Mais précisément on a du mal à percevoir ce qui de ce retour de l’âme à sa nature première peut procurer un bonheur authentique au sens philosophique du terme d’improgrammable. C’est davantage une sorte de désir nostalgique qui se satisfait un peu comme ces photos du passé que l’on regarde avec satisfaction parce qu’elle nous permette de nous rappeler de bons moments, mais il n’est rien de cette âme restaurée qui se réjouisse d’autre chose que d’avoir toujours été ce qu’elle est, pas davantage que de redécouvrir ce qu’en réalité elle savait déjà, mais sans savoir qu’elle le savait. Cette âme ne trouve pas son bonheur à chercher la vérité mais au contraire à l’avoir toujours déjà connue.  Ce qu’elle trouve n’est que ce qu’elle retrouve et ce qu’elle cherche n’est que ce qu’elle a déjà trouvé. C’est de cette façon que l’on peut expliquer le bonheur de chercher par la certitude ancienne d’avoir toujours déjà trouvé et dont il ne s’agit en fait que de faire revenir à la surface le souvenir.




c) Mathémata / Pathémata

Quelque chose ici nous permet de pointer le lien avec la célèbre formule que Platon avait fait graver au fronton de son école: « que nul n’entre ici s’il n’est géomètre » car il existe un rapport évident entre cette connaissance par le biais de laquelle l’aime retourne à son origine contemplative et les mathématiques. C’est ce que l’étymologie du terme révèle clairement. Mathématiques vient du grec mathémata qui signifie: « ce que l’homme connaît d’avance et qu’il porte en lui-même sans avoir à l’extraire des choses. » Il s’oppose à Pathêmata qui au contraire s’applique aux choses que nous connaissons en en faisant l’expérience, en étant sorti de nous-même par cette expérience. 

De fait l’épreuve que nous faisons d’une vérité mathématique est toujours celle d’une pensée qui se révèle à elle-même par l’exercice rigoureux de ses propres rouages. Elle ne consiste pas dans une science empirique (« empeiria »: expérience). L’effet de vérité d’une proposition mathématique exacte ne vient donc aucunement de son rapport au monde mais seulement de la concordance avec soi d’un esprit humain. Ce ne serait pas excessif que d’affirmer que la grande force mais aussi la faiblesse des mathématiques est de pouvoir fonctionner « sans monde ». Un mathématicien porte avec soi sa science et l’on ne peut en dire autant d’aucune autre science, qui toutes effectuent un passage par l’observation d’une réalité donnée.
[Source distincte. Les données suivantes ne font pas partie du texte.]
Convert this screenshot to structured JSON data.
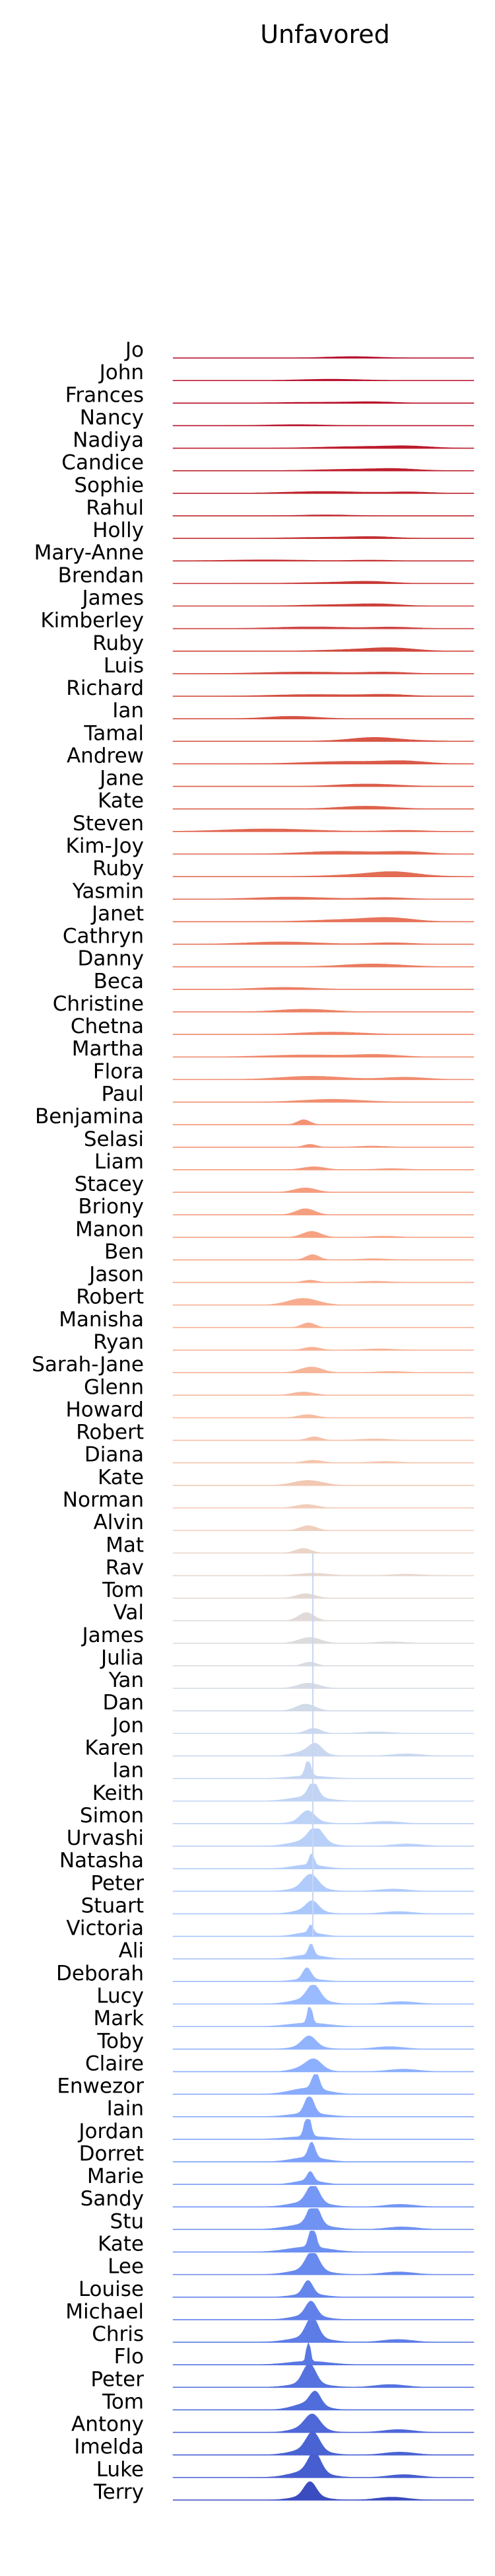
{
  "chart_data": {
    "type": "area",
    "title": "Unfavored",
    "xlabel": "",
    "ylabel": "",
    "series": [
      {
        "name": "Jo",
        "color": "#b40426"
      },
      {
        "name": "John",
        "color": "#b50927"
      },
      {
        "name": "Frances",
        "color": "#b70d28"
      },
      {
        "name": "Nancy",
        "color": "#b8122a"
      },
      {
        "name": "Nadiya",
        "color": "#bb1b2c"
      },
      {
        "name": "Candice",
        "color": "#bd1f2d"
      },
      {
        "name": "Sophie",
        "color": "#be242e"
      },
      {
        "name": "Rahul",
        "color": "#c0282f"
      },
      {
        "name": "Holly",
        "color": "#c32e31"
      },
      {
        "name": "Mary-Anne",
        "color": "#c53334"
      },
      {
        "name": "Brendan",
        "color": "#c83836"
      },
      {
        "name": "James",
        "color": "#cc403a"
      },
      {
        "name": "Kimberley",
        "color": "#ce4543"
      },
      {
        "name": "Ruby",
        "color": "#d0473d"
      },
      {
        "name": "Luis",
        "color": "#d24b40"
      },
      {
        "name": "Richard",
        "color": "#d44e41"
      },
      {
        "name": "Ian",
        "color": "#d65244"
      },
      {
        "name": "Tamal",
        "color": "#d85646"
      },
      {
        "name": "Andrew",
        "color": "#da5a49"
      },
      {
        "name": "Jane",
        "color": "#dc5d4a"
      },
      {
        "name": "Kate",
        "color": "#de614d"
      },
      {
        "name": "Steven",
        "color": "#e0654f"
      },
      {
        "name": "Kim-Joy",
        "color": "#e26952"
      },
      {
        "name": "Ruby",
        "color": "#e36c55"
      },
      {
        "name": "Yasmin",
        "color": "#e57058"
      },
      {
        "name": "Janet",
        "color": "#e7745b"
      },
      {
        "name": "Cathryn",
        "color": "#e8765c"
      },
      {
        "name": "Danny",
        "color": "#ea7b60"
      },
      {
        "name": "Beca",
        "color": "#eb7d62"
      },
      {
        "name": "Christine",
        "color": "#ec8165"
      },
      {
        "name": "Chetna",
        "color": "#ee8468"
      },
      {
        "name": "Martha",
        "color": "#ef886b"
      },
      {
        "name": "Flora",
        "color": "#f08b6e"
      },
      {
        "name": "Paul",
        "color": "#f18f71"
      },
      {
        "name": "Benjamina",
        "color": "#f29274"
      },
      {
        "name": "Selasi",
        "color": "#f39577"
      },
      {
        "name": "Liam",
        "color": "#f4987a"
      },
      {
        "name": "Stacey",
        "color": "#f59c7d"
      },
      {
        "name": "Briony",
        "color": "#f59f80"
      },
      {
        "name": "Manon",
        "color": "#f6a283"
      },
      {
        "name": "Ben",
        "color": "#f7a688"
      },
      {
        "name": "Jason",
        "color": "#f7a98b"
      },
      {
        "name": "Robert",
        "color": "#f7ac8e"
      },
      {
        "name": "Manisha",
        "color": "#f7af91"
      },
      {
        "name": "Ryan",
        "color": "#f7b396"
      },
      {
        "name": "Sarah-Jane",
        "color": "#f7b599"
      },
      {
        "name": "Glenn",
        "color": "#f6b89c"
      },
      {
        "name": "Howard",
        "color": "#f6bda2"
      },
      {
        "name": "Robert",
        "color": "#f5c0a7"
      },
      {
        "name": "Diana",
        "color": "#f4c5ad"
      },
      {
        "name": "Kate",
        "color": "#f2c8b2"
      },
      {
        "name": "Norman",
        "color": "#f1cdba"
      },
      {
        "name": "Alvin",
        "color": "#efcfbf"
      },
      {
        "name": "Mat",
        "color": "#ead5c9"
      },
      {
        "name": "Rav",
        "color": "#e7d7ce"
      },
      {
        "name": "Tom",
        "color": "#e4d9d2"
      },
      {
        "name": "Val",
        "color": "#e0dbd8"
      },
      {
        "name": "James",
        "color": "#dddcdc"
      },
      {
        "name": "Julia",
        "color": "#d9dce1"
      },
      {
        "name": "Yan",
        "color": "#d6dce4"
      },
      {
        "name": "Dan",
        "color": "#d2dbe8"
      },
      {
        "name": "Jon",
        "color": "#ccd9ed"
      },
      {
        "name": "Karen",
        "color": "#c9d7f0"
      },
      {
        "name": "Ian",
        "color": "#c4d5f3"
      },
      {
        "name": "Keith",
        "color": "#c1d4f4"
      },
      {
        "name": "Simon",
        "color": "#bcd2f7"
      },
      {
        "name": "Urvashi",
        "color": "#b9d0f9"
      },
      {
        "name": "Natasha",
        "color": "#b3cdfb"
      },
      {
        "name": "Peter",
        "color": "#b0cbfc"
      },
      {
        "name": "Stuart",
        "color": "#abc8fd"
      },
      {
        "name": "Victoria",
        "color": "#a7c5fe"
      },
      {
        "name": "Ali",
        "color": "#a3c2fe"
      },
      {
        "name": "Deborah",
        "color": "#9ebeff"
      },
      {
        "name": "Lucy",
        "color": "#9abbff"
      },
      {
        "name": "Mark",
        "color": "#96b7ff"
      },
      {
        "name": "Toby",
        "color": "#92b4fe"
      },
      {
        "name": "Claire",
        "color": "#8db0fe"
      },
      {
        "name": "Enwezor",
        "color": "#89acfd"
      },
      {
        "name": "Iain",
        "color": "#85a8fc"
      },
      {
        "name": "Jordan",
        "color": "#81a4fb"
      },
      {
        "name": "Dorret",
        "color": "#7da0f9"
      },
      {
        "name": "Marie",
        "color": "#799cf8"
      },
      {
        "name": "Sandy",
        "color": "#7597f6"
      },
      {
        "name": "Stu",
        "color": "#7093f3"
      },
      {
        "name": "Kate",
        "color": "#6c8ff1"
      },
      {
        "name": "Lee",
        "color": "#6889ee"
      },
      {
        "name": "Louise",
        "color": "#6485ec"
      },
      {
        "name": "Michael",
        "color": "#6180e9"
      },
      {
        "name": "Chris",
        "color": "#5d7ce6"
      },
      {
        "name": "Flo",
        "color": "#5977e3"
      },
      {
        "name": "Peter",
        "color": "#5572df"
      },
      {
        "name": "Tom",
        "color": "#516ddb"
      },
      {
        "name": "Antony",
        "color": "#4e68d8"
      },
      {
        "name": "Imelda",
        "color": "#4a63d3"
      },
      {
        "name": "Luke",
        "color": "#465ecf"
      },
      {
        "name": "Terry",
        "color": "#3b4cc0"
      }
    ],
    "grid": false,
    "legend": "none"
  }
}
Il existe donc bel et bien une satisfaction mathématique, mais elle est finalement en tous points semblable à ce que décrit Platon de la réminiscence:  elle consiste dans l’effet de transparence à soi d’une pensée qui se déploie dans des opérations d’une rigueur totale mais aussi « pure » au sens de non influencée par les aléas des circonstances ou des imprévus du monde réel.